The tendency to dismiss conflict-of-interest charges while indignantly waving the standard of personal integrity is epidemic in Indian cricket. Thus Kris Srikkanth saw no difficulty in simultaneously being the chief selector of the national team and the brand ambassador of Chennai Super Kings; Anil Kumble was
comfortable with being the chairman of the National Cricket Academy, the president of the KSCA
and the director of a player-management company; and MS Dhoni, India's captain in all three formats of the game, was briefly a
shareholder in a player-management firm called Rhiti Sports that counted RP Singh and Suresh Raina amongst its clients.
These are intelligent, successful men who seem to view the conflict-of-interest caution as an allegation of corruption, when it is, in fact, a principle intended to safeguard their reputation and integrity. This isn't surprising: people take their cues from the men at the top and the BCCI's president isn't just the supremo of Indian cricket and the owner of Chennai Super Kings, he is about to become the chairman of the ICC. If Srinivasan's colossal conflict of interest could be retrospectively legitimised and glossed over by the BCCI without swift corrective action by the courts, why should anyone involved in Indian cricket declare a pecuniary interest for the sake of transparency, or recuse himself from situations that create a conflict of interest?

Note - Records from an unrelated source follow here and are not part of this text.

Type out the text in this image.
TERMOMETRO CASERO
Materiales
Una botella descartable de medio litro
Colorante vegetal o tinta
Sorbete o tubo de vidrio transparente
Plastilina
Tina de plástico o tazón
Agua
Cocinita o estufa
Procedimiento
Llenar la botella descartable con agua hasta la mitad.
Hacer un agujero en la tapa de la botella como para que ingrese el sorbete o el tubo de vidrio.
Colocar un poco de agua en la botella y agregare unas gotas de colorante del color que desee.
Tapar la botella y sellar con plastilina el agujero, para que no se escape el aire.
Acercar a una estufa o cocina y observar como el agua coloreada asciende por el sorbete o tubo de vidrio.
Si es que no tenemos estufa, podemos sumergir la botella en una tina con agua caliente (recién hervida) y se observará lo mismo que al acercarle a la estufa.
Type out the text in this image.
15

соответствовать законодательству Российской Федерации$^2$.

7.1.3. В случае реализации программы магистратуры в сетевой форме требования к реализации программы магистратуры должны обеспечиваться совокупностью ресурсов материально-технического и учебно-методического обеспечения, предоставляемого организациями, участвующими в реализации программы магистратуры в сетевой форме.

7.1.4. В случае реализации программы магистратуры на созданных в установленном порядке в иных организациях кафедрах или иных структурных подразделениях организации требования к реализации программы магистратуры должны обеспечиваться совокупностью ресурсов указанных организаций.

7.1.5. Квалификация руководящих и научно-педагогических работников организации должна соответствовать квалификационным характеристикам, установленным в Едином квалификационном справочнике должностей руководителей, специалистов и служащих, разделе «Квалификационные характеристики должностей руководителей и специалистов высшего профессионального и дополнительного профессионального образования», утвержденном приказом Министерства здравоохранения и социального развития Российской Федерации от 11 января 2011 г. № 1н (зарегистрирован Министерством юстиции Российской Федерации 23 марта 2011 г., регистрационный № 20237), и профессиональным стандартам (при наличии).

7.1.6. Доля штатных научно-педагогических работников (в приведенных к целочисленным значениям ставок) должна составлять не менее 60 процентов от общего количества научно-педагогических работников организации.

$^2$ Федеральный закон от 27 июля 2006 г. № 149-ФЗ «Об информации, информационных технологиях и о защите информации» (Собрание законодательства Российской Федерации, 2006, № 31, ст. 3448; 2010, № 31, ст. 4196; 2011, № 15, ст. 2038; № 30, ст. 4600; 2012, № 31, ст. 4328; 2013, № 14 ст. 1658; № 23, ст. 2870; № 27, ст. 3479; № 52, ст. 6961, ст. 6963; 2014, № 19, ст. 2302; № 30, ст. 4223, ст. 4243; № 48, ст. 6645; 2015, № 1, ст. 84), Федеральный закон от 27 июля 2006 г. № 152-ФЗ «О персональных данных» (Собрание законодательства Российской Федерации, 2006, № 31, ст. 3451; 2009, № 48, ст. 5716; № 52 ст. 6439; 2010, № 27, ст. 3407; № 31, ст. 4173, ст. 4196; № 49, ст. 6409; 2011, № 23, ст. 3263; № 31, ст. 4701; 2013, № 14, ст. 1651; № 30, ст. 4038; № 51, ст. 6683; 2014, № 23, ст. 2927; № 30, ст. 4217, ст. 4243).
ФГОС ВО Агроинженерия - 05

Now that the Supreme Court, spurred on by the Justice Mudgal report, has brusquely declared that Srinivasan's presidency can't be reconciled with a fair investigation of the CSK scandal, the scandal begins to seem like a cautionary tale. Instead of talking about the potential for wrongdoing created by Srinivasan's conflict of interest and trying to forestall it, the courts and the police are now dealing with allegations of actual wrongdoing. The amendment that gelded the conflict-of-interest clause by exempting the IPL was the original sin: it led directly to Srinivasan's fall and it is responsible for the collateral damage to cricket's credibility.
Will the example of the apex court encourage Indian cricket's many publicists to press for a reinstatement of the original clause? Will it help them speak truth to power? I wouldn't hold my breath. Lalit Modi's downfall didn't reform the BCCI: its publicists and clients switched their loyalties to Srinivasan without missing a beat. Conflicts of interest can be fixed; servility is a permanent condition.